Une scène d’ouverture pit­toresque et même inso­lite le décide à adhér­er ou non. Dans l’affirmative je puis témoign­er qu’il risque fort d’être “ pris ” et de réa­gir sans sour­ciller aux inven­tions sur­réal­istes de l’auteur. Elles lui appa­raîtront vite comme des arti­fices scéniques “ ingénieux” (mais ne sommes-nous pas dans un théâtre ?). Seul son “ génie ” qui voit tout, sait tous les secrets, est à même de met­tre chaque per­son­nage en face de sa pro­pre vérité et de dénouer de proche en proche les fils d’une sit­u­a­tion bloquée.

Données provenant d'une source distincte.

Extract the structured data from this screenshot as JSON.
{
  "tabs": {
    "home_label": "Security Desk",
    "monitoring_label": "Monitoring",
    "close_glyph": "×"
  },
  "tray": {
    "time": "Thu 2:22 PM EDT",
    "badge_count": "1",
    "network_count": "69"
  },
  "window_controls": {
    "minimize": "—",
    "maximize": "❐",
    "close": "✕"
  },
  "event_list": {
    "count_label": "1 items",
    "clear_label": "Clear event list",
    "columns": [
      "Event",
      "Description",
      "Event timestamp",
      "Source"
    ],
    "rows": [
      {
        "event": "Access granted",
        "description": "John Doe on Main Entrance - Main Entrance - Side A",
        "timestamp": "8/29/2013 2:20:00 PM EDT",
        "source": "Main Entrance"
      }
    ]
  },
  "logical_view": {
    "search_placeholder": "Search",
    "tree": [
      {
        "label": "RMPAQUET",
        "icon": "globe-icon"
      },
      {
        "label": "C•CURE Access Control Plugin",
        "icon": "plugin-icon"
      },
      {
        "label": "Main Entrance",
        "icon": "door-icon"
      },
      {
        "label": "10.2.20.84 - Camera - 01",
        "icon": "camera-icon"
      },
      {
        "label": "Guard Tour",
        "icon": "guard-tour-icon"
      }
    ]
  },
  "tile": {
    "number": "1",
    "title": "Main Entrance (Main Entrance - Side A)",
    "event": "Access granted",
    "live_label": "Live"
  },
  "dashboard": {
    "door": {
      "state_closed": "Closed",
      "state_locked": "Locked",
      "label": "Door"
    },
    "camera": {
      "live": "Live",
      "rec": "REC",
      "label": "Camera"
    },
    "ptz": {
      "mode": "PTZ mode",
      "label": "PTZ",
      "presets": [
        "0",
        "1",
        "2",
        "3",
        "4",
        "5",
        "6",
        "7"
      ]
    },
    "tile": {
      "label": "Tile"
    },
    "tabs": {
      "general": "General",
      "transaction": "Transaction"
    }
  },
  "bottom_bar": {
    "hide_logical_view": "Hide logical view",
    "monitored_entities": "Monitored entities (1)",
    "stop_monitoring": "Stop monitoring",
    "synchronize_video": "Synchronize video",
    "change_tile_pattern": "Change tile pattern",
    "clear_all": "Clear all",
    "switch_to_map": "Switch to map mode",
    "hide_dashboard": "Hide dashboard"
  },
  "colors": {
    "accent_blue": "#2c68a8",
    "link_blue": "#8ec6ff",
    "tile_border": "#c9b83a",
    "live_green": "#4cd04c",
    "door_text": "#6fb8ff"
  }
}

Quelque mes­sage se pro­fil­erait-il en arrière-plan ? Si tel est le cas, l’auteur est trop respectueux de la liber­té du lecteur pour tir­er lui-même, à la manière du fab­u­liste, la “ leçon de l’histoire ” (je n’ose dire la “ morale ”, ce mot devenu un allergène à notre temps).

Risquons pour notre part ce qui suit :
Être soi-même, le rede­venir, il n’est jamais trop tard.

Se désen­com­br­er des images en creux d’un passé que l’on ne peut chang­er, d’épreuves affec­tives ayant éventuelle­ment assom­bri nos jeunes années et surtout ne pas se laiss­er décon­stru­ire et détourn­er des dons reçus, de sa “ petite étoile ”. Si tels sont les mes­sages adressés, recon­nais­sons qu’ils ont valeur pour notre temps si porté à dis­soci­er liber­té et responsabilité.

Un dernier trait de Fran­cis Berth­elot : sa par­tic­i­pa­tion active à un groupe lit­téraire “ La nou­velle fic­tion ” où se côtoient des auteurs comme Fred­er­ick Tris­tan, Georges Chateau­rey­naud, Marc Petit, Hubert Had­dat… Tous mili­tent pour la renais­sance d’un genre lit­téraire trop mar­gin­al­isé en France, à l’inverse d’un “ réal­isme ” accru où l’art risque d’être per­dant. Serait-ce que la réal­ité actuelle n’a plus guère besoin d’humour et de poésie pour lui prêter leurs ailes ? Lais­sons ici le lecteur en juger.

Souhaitons à notre cama­rade et à son groupe le suc­cès de leur entreprise.